Aldus is niet gebleken dat de gestelde betalingen door ZekerOk daadwerkelijk hebben plaatsgevonden.
- de afbouwverplichting van ZekerOk
In het contract van 1 maart 2021 staat dat ZekerOk de afbouw van [adres] 2 (het voorhuis) betaalt en bepaalt en in het stuk van 1 augustus 2021 verplicht zij zich tot het realiseren van de afbouw van de nummers 2b-d in samenwerking met [naam1] .
ZekerOk is echter geen aannemer en niet is gebleken dat zij over de middelen beschikt om bouwwerkzaamheden uit te laten voeren. Van een begroting (van kosten en verwachte inkomsten) is ook niets gebleken.

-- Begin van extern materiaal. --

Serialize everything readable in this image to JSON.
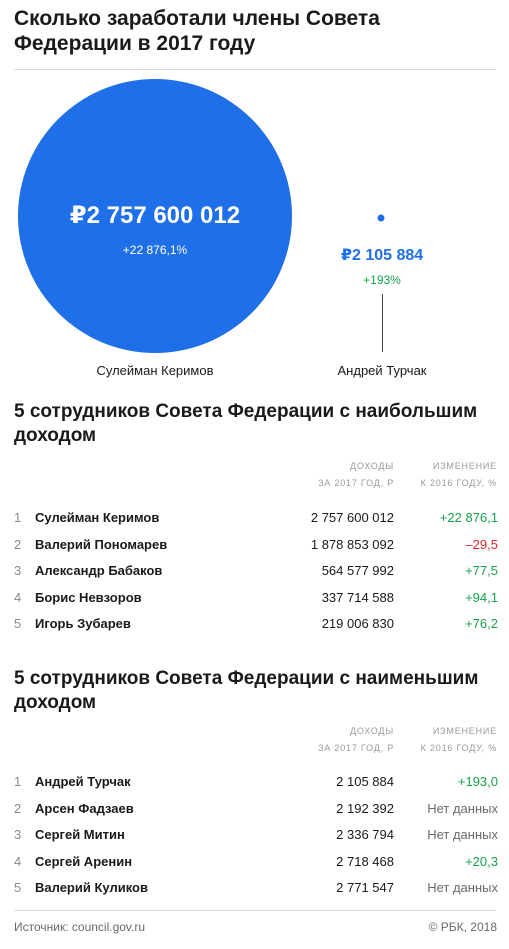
{
  "title": "Сколько заработали члены Совета Федерации в 2017 году",
  "colors": {
    "accent": "#1f6fe9",
    "positive": "#17a34a",
    "negative": "#e02a2a",
    "muted": "#9a9a9a"
  },
  "chart_data": [
    {
      "type": "bubble",
      "title": "",
      "series": [
        {
          "name": "Сулейман Керимов",
          "value": 2757600012,
          "value_label": "₽2 757 600 012",
          "change_label": "+22 876,1%"
        },
        {
          "name": "Андрей Турчак",
          "value": 2105884,
          "value_label": "₽2 105 884",
          "change_label": "+193%"
        }
      ]
    },
    {
      "type": "table",
      "title": "5 сотрудников Совета Федерации с наибольшим доходом",
      "columns": {
        "income_l1": "ДОХОДЫ",
        "income_l2": "ЗА 2017 ГОД, Р",
        "change_l1": "ИЗМЕНЕНИЕ",
        "change_l2": "К 2016 ГОДУ, %"
      },
      "rows": [
        {
          "rank": "1",
          "name": "Сулейман Керимов",
          "income": "2 757 600 012",
          "change": "+22 876,1",
          "status": "pos"
        },
        {
          "rank": "2",
          "name": "Валерий Пономарев",
          "income": "1 878 853 092",
          "change": "–29,5",
          "status": "neg"
        },
        {
          "rank": "3",
          "name": "Александр Бабаков",
          "income": "564 577 992",
          "change": "+77,5",
          "status": "pos"
        },
        {
          "rank": "4",
          "name": "Борис Невзоров",
          "income": "337 714 588",
          "change": "+94,1",
          "status": "pos"
        },
        {
          "rank": "5",
          "name": "Игорь Зубарев",
          "income": "219 006 830",
          "change": "+76,2",
          "status": "pos"
        }
      ]
    },
    {
      "type": "table",
      "title": "5 сотрудников Совета Федерации с наименьшим доходом",
      "columns": {
        "income_l1": "ДОХОДЫ",
        "income_l2": "ЗА 2017 ГОД, Р",
        "change_l1": "ИЗМЕНЕНИЕ",
        "change_l2": "К 2016 ГОДУ, %"
      },
      "rows": [
        {
          "rank": "1",
          "name": "Андрей Турчак",
          "income": "2 105 884",
          "change": "+193,0",
          "status": "pos"
        },
        {
          "rank": "2",
          "name": "Арсен Фадзаев",
          "income": "2 192 392",
          "change": "Нет данных",
          "status": "nd"
        },
        {
          "rank": "3",
          "name": "Сергей Митин",
          "income": "2 336 794",
          "change": "Нет данных",
          "status": "nd"
        },
        {
          "rank": "4",
          "name": "Сергей Аренин",
          "income": "2 718 468",
          "change": "+20,3",
          "status": "pos"
        },
        {
          "rank": "5",
          "name": "Валерий Куликов",
          "income": "2 771 547",
          "change": "Нет данных",
          "status": "nd"
        }
      ]
    }
  ],
  "footer": {
    "source": "Источник: council.gov.ru",
    "copyright": "© РБК, 2018"
  }
}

- onjuiste mededeling aan notaris?
[naam1] heeft op 13 april 2021 aan de notaris meegedeeld dat het gehele object is verhuurd, waarvan de delen 2b-d aan een aannemer met afbouwverplichting. Met die aannemer kan ZekerOk niet zijn bedoeld. Daarna heeft [naam1] in een procedure tot afwending van de openbare verkoop het standpunt ingenomen dat hij op
18 mei 2021 deze delen met een koop-aannemingsovereenkomst heeft verkocht aan [naam2] (zie 3.5) waarbij [naam2] hem opdracht gaf tot afbouw. In die constructie zou [naam1] de aannemer zijn, maar niet huurder.
Na de executieveiling en verkrijging door Den Reast kwam de huurovereenkomst per
1 augustus 2021 tevoorschijn, waarop de mededeling van 13 april 2021 dus evenmin betrekking kon hebben.
Daarmee is onduidelijk gebleven waarop de mededeling van [naam1] aan de notaris, overgenomen in de tweede veilingbrochure, is gebaseerd.